Cardinal Turkson: Human Dignity Not At Centre Of Current Global Economy

Cardinal Peter Turkson, prefect of the Dicastery for Promoting Integral Human Development, is pictured at the Vatican in this July 5, 2018, file photo. Cardinal Turkson addressed the World Meeting of Popular Movements, an initiative of Pope Francis, during its Oct. 24 online meeting. (CNS photo/Paul Haring)
By Junno Arocho Esteves – The rise of popular movements around the world is proof that today’s profit-driven economic system fails to place human dignity at its centre, said Cardinal Peter Turkson, prefect of the Dicastery for Promoting Integral Human Development.
Addressing the World Meeting of Popular Movements, which was held online October 24, Cardinal Turkson said there are “inequalities, lack of access to health care, cruel economic systems and that is why the (coronavirus) exposes us to many other pandemics that must be addressed.”
“They all have one thing in common: they undermine human dignity in all structures of our countries, (and) we must repair them,” the cardinal said.
Cardinal Turkson also highlighted Pope Francis’ recent encyclical, “Fratelli Tutti, on Fraternity and Social Friendship,” which he called an “appropriate and apt” response to the “inequalities and the deficits in dignity in which we find ourselves today.”
The annual meeting, which brought together participants from a variety of grassroots organisations of the poor, the underemployed, indigenous communities and farmworkers, was held virtually due to the coronavirus pandemic.
After the meeting, organisers published an open letter to Pope Francis ahead of a Vatican-sponsored meeting Nov. 19-21 with young economists and entrepreneurs to discuss practical ways to make the global economy more inclusive and just.
The meeting, which was originally scheduled for Assisi in March, also will be held virtually due to travel restrictions caused by the pandemic.
In their letter to the pope, participants of the World Meeting of Popular Movements said the current “socio-environmental crisis cannot be overcome within the framework of the globally hegemonic capitalist system.”

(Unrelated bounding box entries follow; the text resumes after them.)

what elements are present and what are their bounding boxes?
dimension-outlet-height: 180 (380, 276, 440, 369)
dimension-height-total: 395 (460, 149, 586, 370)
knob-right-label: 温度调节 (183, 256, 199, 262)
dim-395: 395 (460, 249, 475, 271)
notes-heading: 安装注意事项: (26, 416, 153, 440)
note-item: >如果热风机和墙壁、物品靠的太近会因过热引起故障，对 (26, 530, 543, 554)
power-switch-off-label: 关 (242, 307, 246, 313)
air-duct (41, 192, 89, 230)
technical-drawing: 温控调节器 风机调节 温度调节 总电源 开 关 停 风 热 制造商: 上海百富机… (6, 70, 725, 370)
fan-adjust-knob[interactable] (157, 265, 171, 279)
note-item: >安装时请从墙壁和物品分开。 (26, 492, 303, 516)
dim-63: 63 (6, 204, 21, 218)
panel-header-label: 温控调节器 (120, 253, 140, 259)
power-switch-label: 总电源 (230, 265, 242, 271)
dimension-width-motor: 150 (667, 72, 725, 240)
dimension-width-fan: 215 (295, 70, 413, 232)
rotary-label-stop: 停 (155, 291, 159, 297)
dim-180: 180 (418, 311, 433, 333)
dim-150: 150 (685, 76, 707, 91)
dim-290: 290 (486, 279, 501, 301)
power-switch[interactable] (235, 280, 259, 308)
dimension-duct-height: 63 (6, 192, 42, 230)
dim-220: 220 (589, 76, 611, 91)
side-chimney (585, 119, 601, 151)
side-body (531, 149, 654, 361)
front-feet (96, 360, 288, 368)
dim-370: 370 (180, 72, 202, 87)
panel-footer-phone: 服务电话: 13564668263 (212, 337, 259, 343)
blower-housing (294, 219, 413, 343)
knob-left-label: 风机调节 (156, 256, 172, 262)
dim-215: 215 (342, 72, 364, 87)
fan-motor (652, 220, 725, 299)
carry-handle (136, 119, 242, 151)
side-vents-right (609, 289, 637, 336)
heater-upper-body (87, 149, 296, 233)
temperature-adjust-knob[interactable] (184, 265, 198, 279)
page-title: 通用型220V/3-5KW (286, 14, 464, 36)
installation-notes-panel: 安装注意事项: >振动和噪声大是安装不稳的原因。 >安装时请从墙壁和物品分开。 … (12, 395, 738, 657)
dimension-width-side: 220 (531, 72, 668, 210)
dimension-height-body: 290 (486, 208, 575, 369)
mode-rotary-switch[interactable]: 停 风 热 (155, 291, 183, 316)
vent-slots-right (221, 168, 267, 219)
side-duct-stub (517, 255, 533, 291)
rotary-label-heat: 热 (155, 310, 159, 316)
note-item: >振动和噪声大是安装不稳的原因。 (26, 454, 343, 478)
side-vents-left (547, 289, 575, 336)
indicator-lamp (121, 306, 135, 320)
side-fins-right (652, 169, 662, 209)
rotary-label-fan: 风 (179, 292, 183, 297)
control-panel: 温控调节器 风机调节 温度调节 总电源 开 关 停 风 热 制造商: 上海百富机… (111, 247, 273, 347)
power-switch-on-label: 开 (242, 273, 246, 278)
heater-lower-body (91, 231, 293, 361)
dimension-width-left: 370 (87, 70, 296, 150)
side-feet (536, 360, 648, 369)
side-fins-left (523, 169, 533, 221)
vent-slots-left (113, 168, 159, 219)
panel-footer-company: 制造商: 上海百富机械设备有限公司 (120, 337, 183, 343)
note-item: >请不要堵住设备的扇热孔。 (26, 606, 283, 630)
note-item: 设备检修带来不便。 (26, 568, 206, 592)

“Our intention here is to provide elements for imagining an alternative system that will overcome and eradicate the worldwide idolatry of money that structures the global economy and our lives,” participants wrote. “We need an economy centred on nature, on men and women.”
Reflecting on the pope’s emphasis on the basic rights of people on the margins of society, rights that include “land, shelter and labour,” the participants denounced “certain sectors (that) seek to domesticate his thinking and confine it within the narrow margins of administering what already exists.”
“They want only small reforms, small projects, and small utopias within the horizon of what is possible. Among them are found perpetrators of the most heinous environmental and social crimes, who would seek to wash their hands clean by financing events in his name,” the letter said.
Offering proposals centred on integral ecology, economic democracy, education and peace, the participants said they hope to “collaborate in creating and demonstrating alternative experiences of living and working that allow us to make use of the goods of nature in ways that respond not to the logic of the god money, but to our people’s need to live well.”
“Without failing to acknowledge the breadth of (Pope) Francis’ thought or claiming to have the only correct interpretation of it, we want to propose a vision that we consider in tune with the radical nature of his teachings and the revolutionary nature of Christian faith,” they wrote.